But I don't give her a second thought. Instead, I immediately start thinking about the Priscilla of our time, the one waving to me on the steps of Graceland when she is still a girl. Her hair is witchy black, piled dangerously high on her head, and her eyes are painted dark. She takes pills to sleep and pills to wake, but that will be much later. Now, she is a girl in desperate love with a man. He loves her, in a fast lane, rock-and-roll kind of way, which might be enough, I think, if he had learned to love himself first.
When I was a child, I would watch the mini-series of Elvis and Priscilla over and over again. My mom could never understand my infatuation with their story. I couldn't really explain it either. She was so young, but knew in her heart that she wanted to be with him. She lived his crazy life to be near him and tried to be perfect, outside and in, so the world would love her, too.

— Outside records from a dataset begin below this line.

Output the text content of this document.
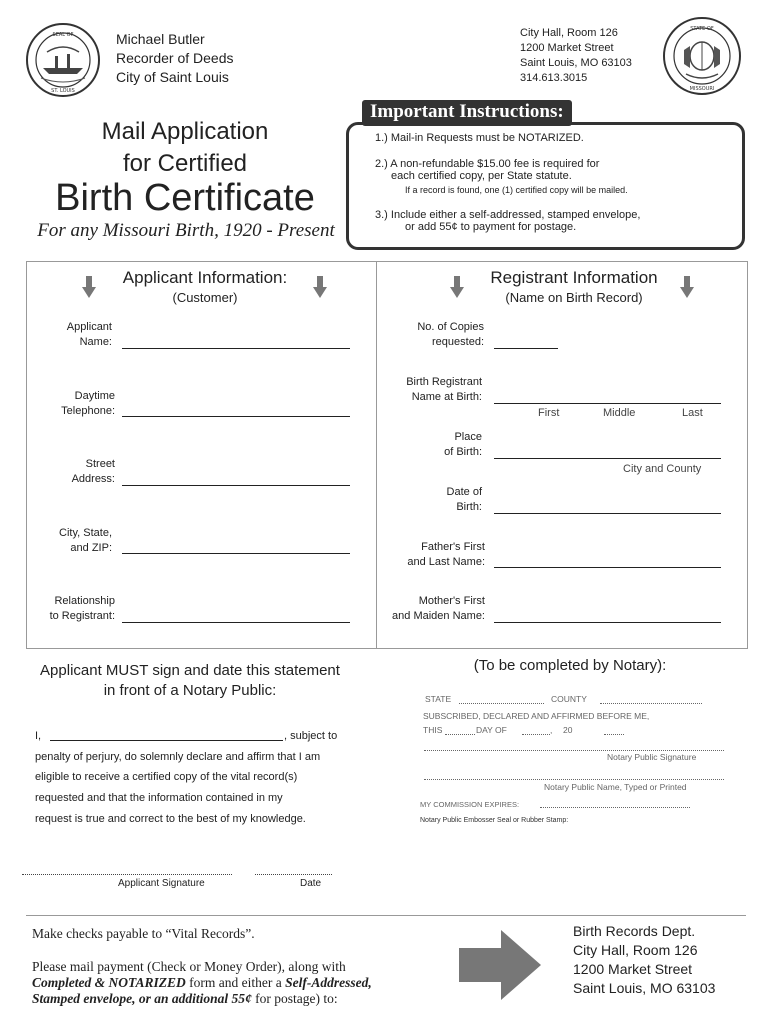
SEAL OF
ST. LOUIS
Michael Butler
Recorder of Deeds
City of Saint Louis
City Hall, Room 126
1200 Market Street
Saint Louis, MO 63103
314.613.3015
STATE OF
MISSOURI
Mail Application
for Certified
Birth Certificate
For any Missouri Birth, 1920 - Present
Important Instructions:
1.) Mail-in Requests must be NOTARIZED.
2.) A non-refundable $15.00 fee is required for
each certified copy, per State statute.
If a record is found, one (1) certified copy will be mailed.
3.) Include either a self-addressed, stamped envelope,
or add 55¢ to payment for postage.
Applicant Information:
(Customer)
Applicant
Name:
Daytime
Telephone:
Street
Address:
City, State,
and ZIP:
Relationship
to Registrant:
Registrant Information
(Name on Birth Record)
No. of Copies
requested:
Birth Registrant
Name at Birth:
First	Middle	Last
Place
of Birth:
City and County
Date of
Birth:
Father's First
and Last Name:
Mother's First
and Maiden Name:
Applicant MUST sign and date this statement
in front of a Notary Public:
I,	, subject to
penalty of perjury, do solemnly declare and affirm that I am
eligible to receive a certified copy of the vital record(s)
requested and that the information contained in my
request is true and correct to the best of my knowledge.
Applicant Signature	Date
(To be completed by Notary):
STATE	COUNTY
SUBSCRIBED, DECLARED AND AFFIRMED BEFORE ME,
THIS	DAY OF	, 20
Notary Public Signature
Notary Public Name, Typed or Printed
MY COMMISSION EXPIRES:
Notary Public Embosser Seal or Rubber Stamp:
Make checks payable to “Vital Records”.
Please mail payment (Check or Money Order), along with
Completed & NOTARIZED form and either a Self-Addressed,
Stamped envelope, or an additional 55¢ for postage) to:
Birth Records Dept.
City Hall, Room 126
1200 Market Street
Saint Louis, MO 63103
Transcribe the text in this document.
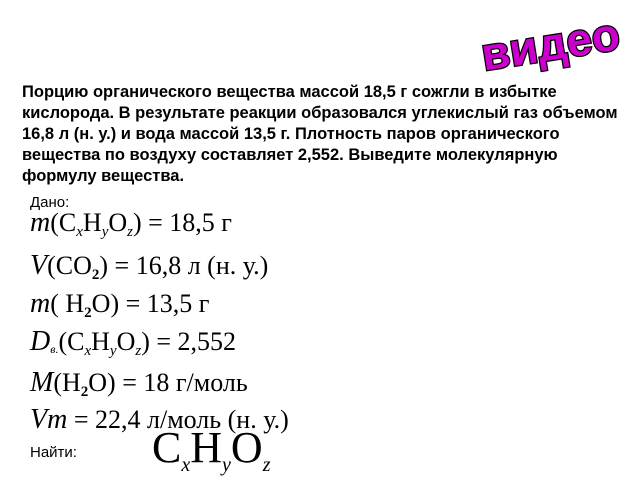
видео

Порцию органического вещества массой 18,5 г сожгли в избытке кислорода. В результате реакции образовался углекислый газ объемом 16,8 л (н. у.) и вода массой 13,5 г. Плотность паров органического вещества по воздуху составляет 2,552. Выведите молекулярную формулу вещества.

Дано:
$m(C_xH_yO_z) = 18,5$ г
$V(CO_2) = 16,8$ л (н. у.)
m( $H_2O) = 13,5$ г
$Dв.(C_xH_yO_z) = 2,552$
$M(H_2O) = 18$ г/моль
Vm = 22,4 л/моль (н. у.)
Найти: $C_xH_yO_z$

He loved her, I know he did, but he just had too much of everything (fame, talent, money, etc.) for everything to survive. It didn't. They didn't. And it was so sad to watch.
Priscilla is a woman that teaches us an important lesson. Love hurts us. It breaks us. It often makes us into people we cannot recognize in the mirror, hair all ugly and piled up high. No matter what we morph into on the outside, we still yearn for love and acceptance on the inside. It may kill us or keep us, but it will certainly define us.